Others feel that ordering a barrage of tests will yield the source of a patient's problem, or will reveal an unknown danger. Other doctors use tests defensively, out of fear that not ordering a test could look like negligence and prompt a lawsuit.

"After a while, getting a CT for a headache or fainting spell even without any neurologic deficits or a stress test for asymptomatic patients becomes the de facto 'standard of care' and physicians are afraid to miss something lest they be sued," said Dr. John Messmer, associate professor of family and community medicine at Penn State College of Medicine.

But experts say it's time to drop this just-in-case mindset.

Reframing conventional medical thinking about testing would likely be a money-saver for the U.S. healthcare system. Some research groups estimate that excessive, unnecessary testing and procedures account for as much as one-third of U.S. medical spending, which totaled more than $2 trillion in 2009 alone.

But many doctors say the real benefits aren't about saving health care dollars.

"This is not about controlling costs.
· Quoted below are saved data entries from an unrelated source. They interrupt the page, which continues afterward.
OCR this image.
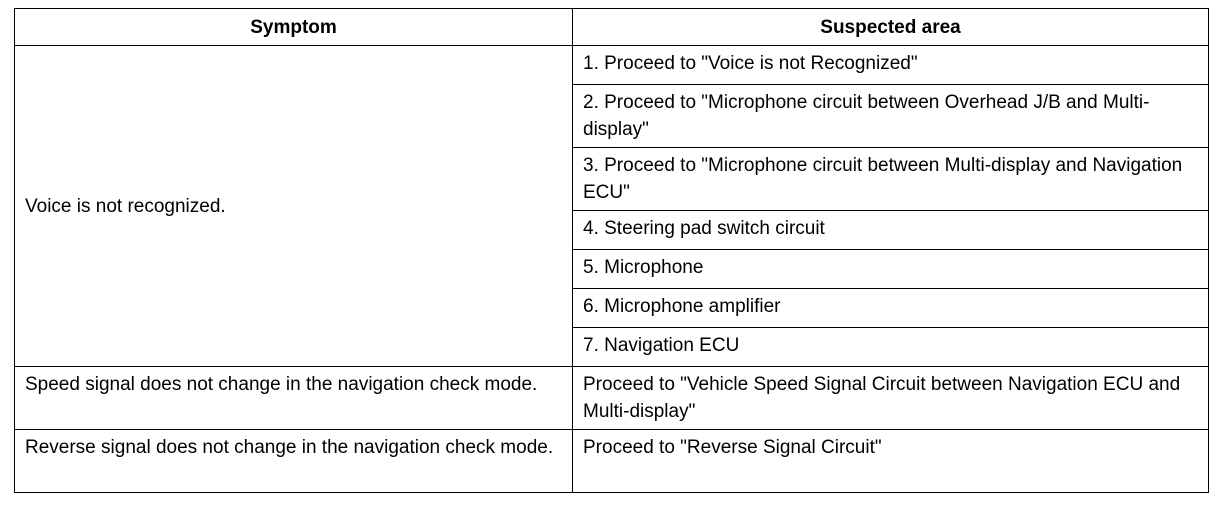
Symptom	Suspected area
Voice is not recognized.	1. Proceed to "Voice is not Recognized"
	2. Proceed to "Microphone circuit between Overhead J/B and Multi-display"
	3. Proceed to "Microphone circuit between Multi-display and Navigation ECU"
	4. Steering pad switch circuit
	5. Microphone
	6. Microphone amplifier
	7. Navigation ECU
Speed signal does not change in the navigation check mode.	Proceed to "Vehicle Speed Signal Circuit between Navigation ECU and Multi-display"
Reverse signal does not change in the navigation check mode.	Proceed to "Reverse Signal Circuit"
This is about doing the right thing for patients in terms of medical testing," said Dr. Jay Siwek, professor of family medicine at Georgetown University School of Medicine.

Though tests are ostensibly performed to protect patients, most procedures come with some sort of risk, both from the procedure itself and from the steps doctors must take to follow up on a positive test result.

"If you order 20 blood tests on a patient, by chance alone, one will be abnormal. This leads to more testing to determine whether the abnormal test meant anything," said Dr. Richard Besser, ABC News' chief health and medical editor.

But fewer tests will likely lead to patient frustration.

"Patients expect tests; when we try to reassure patients without testing, they feel cheated or inadequately evaluated," said Dr. Patrick Lyden, chair of neurology at Cedars-Sinai Medical Center in Los Angeles.

The risk is that some patients to go from doctor to doctor until they find one willing to perform the procedure or test they want.

Dr. Christine Cassel, president and chief executive officer of the ABIM Foundation, one of the organizations behind the Choosing Wisely campaign, said the point of the project is to educate patients about excessive testing and the importance of avoiding it.

"Patients can inform themselves. They can ask their doctor, do I really need this?" Cassel said. "Most physicians are going to be very pleased to hear that coming from their patients."

The ABIM Foundation and Consumer Reports are already planning a second phase of the project. They have invited eight additional specialty groups to make recommendations, which could be released as early as the fall of this year.